“There are two sunny windows to begin with,” says the good fairy, with an appreciative glance. “That insures flowers all winter.”
“Yes,” says John; “I never would look at a house without a good sunny exposure. Sunshine is the best ornament of a house, and worth an extra thousand a year.
“Now for our wall-paper,” says she. “Have you looked at wall-papers, John?”
“Yes; we shall get very pretty ones for thirty-seven cents a roll; all you want of a paper, you know, is to make a ground-tint to throw out your pictures and other matters, and to reflect a pleasant tone of light.”
“Well, John, you know Uncle James says that a stone-color is the best,—but I can’t bear those cold blue grays.”
“Nor I,” says John. “If we must have gray, let it at least be a gray suffused with gold or rose-color, such as you see at evening in the clouds.”
“So I think,” responds she; “but better, I should like a paper with a tone of buff,—something that produces warm yellowish reflections, and will almost make you think the sun is shining in cold gray weather; and then there is nothing that lights up so cheerfully in the evening. In short, John, I think the color of a zafferano rose will be just about the shade we want.”
“Well, I can find that, in good American paper, as I said before, at from thirty-seven to forty cents a roll. Then, our bordering: there’s an important question, for that must determine the carpet, the chairs, and everything else. Now what shall be the ground-tint of our rooms?”
“There are only two to choose between,” says the lady,—“green and maroon: which is the best for the picture?”
“I think,” says John, looking above the mantel-piece, as if he saw a picture there,—“I think a border of maroon velvet, with maroon furniture, is the best for the picture.”
“I think so too,” said she; “and then we will have that lovely maroon and crimson carpet that I saw at Lowe’s;—it is an ingrain, to be sure, but has a Brussels pattern, a mossy, mixed figure, of different shades of crimson; it has a good warm, strong color, and when I come to cover the lounges and our two old arm-chairs with a pretty maroon rep, it will make such a pretty effect.”
“Yes,” said John; “and then, you know, our picture is so bright, it will light up the whole. Everything depends on the picture.”

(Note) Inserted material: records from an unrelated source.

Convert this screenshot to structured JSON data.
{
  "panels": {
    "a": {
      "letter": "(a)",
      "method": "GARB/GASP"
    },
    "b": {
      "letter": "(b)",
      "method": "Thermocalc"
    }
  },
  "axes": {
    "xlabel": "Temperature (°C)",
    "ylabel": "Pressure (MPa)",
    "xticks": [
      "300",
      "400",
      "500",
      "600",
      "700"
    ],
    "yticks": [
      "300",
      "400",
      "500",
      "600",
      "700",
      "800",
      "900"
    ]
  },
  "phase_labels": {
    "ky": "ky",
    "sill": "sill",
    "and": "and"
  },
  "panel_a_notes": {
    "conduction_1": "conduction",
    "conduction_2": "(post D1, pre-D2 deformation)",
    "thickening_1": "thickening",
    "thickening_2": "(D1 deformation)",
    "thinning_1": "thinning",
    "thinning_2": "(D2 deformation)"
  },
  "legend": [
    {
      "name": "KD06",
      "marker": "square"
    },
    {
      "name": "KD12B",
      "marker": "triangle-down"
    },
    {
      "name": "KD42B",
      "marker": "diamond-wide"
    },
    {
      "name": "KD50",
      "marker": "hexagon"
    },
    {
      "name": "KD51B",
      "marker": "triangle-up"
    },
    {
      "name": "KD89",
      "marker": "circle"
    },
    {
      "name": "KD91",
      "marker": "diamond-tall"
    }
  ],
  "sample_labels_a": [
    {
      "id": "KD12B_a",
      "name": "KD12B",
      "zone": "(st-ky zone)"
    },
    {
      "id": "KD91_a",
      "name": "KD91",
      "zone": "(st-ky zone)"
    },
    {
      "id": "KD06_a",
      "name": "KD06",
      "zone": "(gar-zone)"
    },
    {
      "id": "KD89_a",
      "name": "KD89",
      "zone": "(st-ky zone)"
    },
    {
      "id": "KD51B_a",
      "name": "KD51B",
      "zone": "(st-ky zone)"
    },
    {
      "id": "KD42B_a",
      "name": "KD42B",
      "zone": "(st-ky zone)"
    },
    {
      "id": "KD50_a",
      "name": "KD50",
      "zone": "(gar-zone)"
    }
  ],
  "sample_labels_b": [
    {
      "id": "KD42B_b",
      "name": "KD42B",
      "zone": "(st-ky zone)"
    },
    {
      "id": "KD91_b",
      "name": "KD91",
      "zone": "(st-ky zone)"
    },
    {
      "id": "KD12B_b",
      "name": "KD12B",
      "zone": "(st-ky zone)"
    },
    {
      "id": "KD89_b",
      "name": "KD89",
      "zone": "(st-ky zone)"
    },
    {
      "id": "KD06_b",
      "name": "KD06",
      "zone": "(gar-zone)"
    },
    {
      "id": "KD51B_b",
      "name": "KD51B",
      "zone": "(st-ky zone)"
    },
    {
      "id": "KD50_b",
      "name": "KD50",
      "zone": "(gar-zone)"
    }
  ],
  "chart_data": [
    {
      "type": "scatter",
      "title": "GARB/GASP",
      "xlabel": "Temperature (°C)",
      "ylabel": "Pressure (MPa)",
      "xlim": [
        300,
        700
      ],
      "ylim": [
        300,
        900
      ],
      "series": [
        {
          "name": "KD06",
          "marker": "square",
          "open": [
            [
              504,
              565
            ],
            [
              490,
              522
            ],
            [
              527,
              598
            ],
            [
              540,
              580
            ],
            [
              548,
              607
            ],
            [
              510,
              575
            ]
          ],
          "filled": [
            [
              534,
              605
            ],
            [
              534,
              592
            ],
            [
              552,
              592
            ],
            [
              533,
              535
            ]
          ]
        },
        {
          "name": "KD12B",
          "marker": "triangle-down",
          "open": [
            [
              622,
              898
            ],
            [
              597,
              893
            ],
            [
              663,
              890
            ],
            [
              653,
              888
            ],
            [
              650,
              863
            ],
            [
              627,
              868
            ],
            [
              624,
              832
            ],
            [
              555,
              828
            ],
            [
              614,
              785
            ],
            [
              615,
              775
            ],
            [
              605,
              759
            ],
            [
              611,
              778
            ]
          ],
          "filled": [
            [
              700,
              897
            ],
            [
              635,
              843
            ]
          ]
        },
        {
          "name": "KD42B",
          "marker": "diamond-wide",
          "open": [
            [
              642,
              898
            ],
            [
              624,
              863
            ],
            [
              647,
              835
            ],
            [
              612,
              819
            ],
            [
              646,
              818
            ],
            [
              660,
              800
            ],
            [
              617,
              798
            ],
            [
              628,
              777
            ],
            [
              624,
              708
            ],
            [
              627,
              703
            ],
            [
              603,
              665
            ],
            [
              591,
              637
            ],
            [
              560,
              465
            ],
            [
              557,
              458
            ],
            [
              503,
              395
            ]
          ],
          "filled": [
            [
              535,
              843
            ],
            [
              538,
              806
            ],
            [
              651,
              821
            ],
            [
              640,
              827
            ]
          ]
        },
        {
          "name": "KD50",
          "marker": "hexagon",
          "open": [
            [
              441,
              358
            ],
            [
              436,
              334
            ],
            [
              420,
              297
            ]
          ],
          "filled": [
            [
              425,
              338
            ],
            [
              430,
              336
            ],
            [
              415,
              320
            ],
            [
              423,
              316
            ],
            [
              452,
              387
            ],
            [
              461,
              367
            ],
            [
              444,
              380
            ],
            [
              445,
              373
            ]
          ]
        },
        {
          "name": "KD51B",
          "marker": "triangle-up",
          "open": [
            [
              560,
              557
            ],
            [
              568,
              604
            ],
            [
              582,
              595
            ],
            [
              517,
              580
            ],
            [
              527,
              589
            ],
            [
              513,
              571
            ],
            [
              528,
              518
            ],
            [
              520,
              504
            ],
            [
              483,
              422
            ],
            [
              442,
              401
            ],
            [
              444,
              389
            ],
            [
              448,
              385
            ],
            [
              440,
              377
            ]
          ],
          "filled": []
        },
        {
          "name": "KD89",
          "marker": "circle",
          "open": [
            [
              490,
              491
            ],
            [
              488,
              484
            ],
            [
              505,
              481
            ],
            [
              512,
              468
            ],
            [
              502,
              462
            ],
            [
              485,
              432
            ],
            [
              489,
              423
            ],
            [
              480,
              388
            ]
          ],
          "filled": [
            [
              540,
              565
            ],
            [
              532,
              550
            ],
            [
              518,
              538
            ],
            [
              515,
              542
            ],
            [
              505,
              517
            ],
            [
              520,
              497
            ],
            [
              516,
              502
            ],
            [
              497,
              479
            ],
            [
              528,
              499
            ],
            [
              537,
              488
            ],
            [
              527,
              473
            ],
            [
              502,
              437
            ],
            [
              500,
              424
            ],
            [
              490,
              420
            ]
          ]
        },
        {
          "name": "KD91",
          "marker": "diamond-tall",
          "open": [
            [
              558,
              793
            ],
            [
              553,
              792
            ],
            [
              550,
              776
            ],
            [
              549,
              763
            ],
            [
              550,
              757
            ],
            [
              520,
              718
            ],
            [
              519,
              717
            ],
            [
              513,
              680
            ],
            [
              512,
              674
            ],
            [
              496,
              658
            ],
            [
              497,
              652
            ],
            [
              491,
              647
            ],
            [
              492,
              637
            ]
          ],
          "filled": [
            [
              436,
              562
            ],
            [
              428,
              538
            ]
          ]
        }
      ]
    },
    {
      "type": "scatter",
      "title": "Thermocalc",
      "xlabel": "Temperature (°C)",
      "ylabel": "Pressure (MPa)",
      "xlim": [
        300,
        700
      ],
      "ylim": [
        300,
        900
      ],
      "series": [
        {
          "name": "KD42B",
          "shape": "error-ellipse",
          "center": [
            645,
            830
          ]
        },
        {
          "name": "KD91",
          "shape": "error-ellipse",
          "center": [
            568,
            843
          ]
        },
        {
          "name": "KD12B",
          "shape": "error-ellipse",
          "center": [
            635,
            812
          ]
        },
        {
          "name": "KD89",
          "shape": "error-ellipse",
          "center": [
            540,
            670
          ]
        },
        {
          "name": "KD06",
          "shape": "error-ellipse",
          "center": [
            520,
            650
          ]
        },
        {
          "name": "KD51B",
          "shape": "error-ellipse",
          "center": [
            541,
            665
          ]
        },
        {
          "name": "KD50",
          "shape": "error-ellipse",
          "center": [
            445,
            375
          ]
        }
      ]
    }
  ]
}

Now as to “the picture,” it has a story must be told. John, having been all his life a worshipper and adorer of beauty and beautiful things, had never passed to or from his business without stopping at the print-shop windows, and seeing a little of what was there.
On one of these occasions he was smitten to the heart with the beauty of an autumn landscape, where the red maples and sumachs, the purple and crimson oaks, all stood swathed and harmonized together in the hazy Indian-summer atmosphere. There was a great yellow chestnut-tree, on a distant hill, which stood out so naturally that John instinctively felt his fingers tingling for a basket, and his heels alive with a desire to bound over on to the rustling hill-side and pick up the glossy brown nuts. Everything was there of autumn, even to the golden-rod and purple asters and scarlet creepers in the foreground.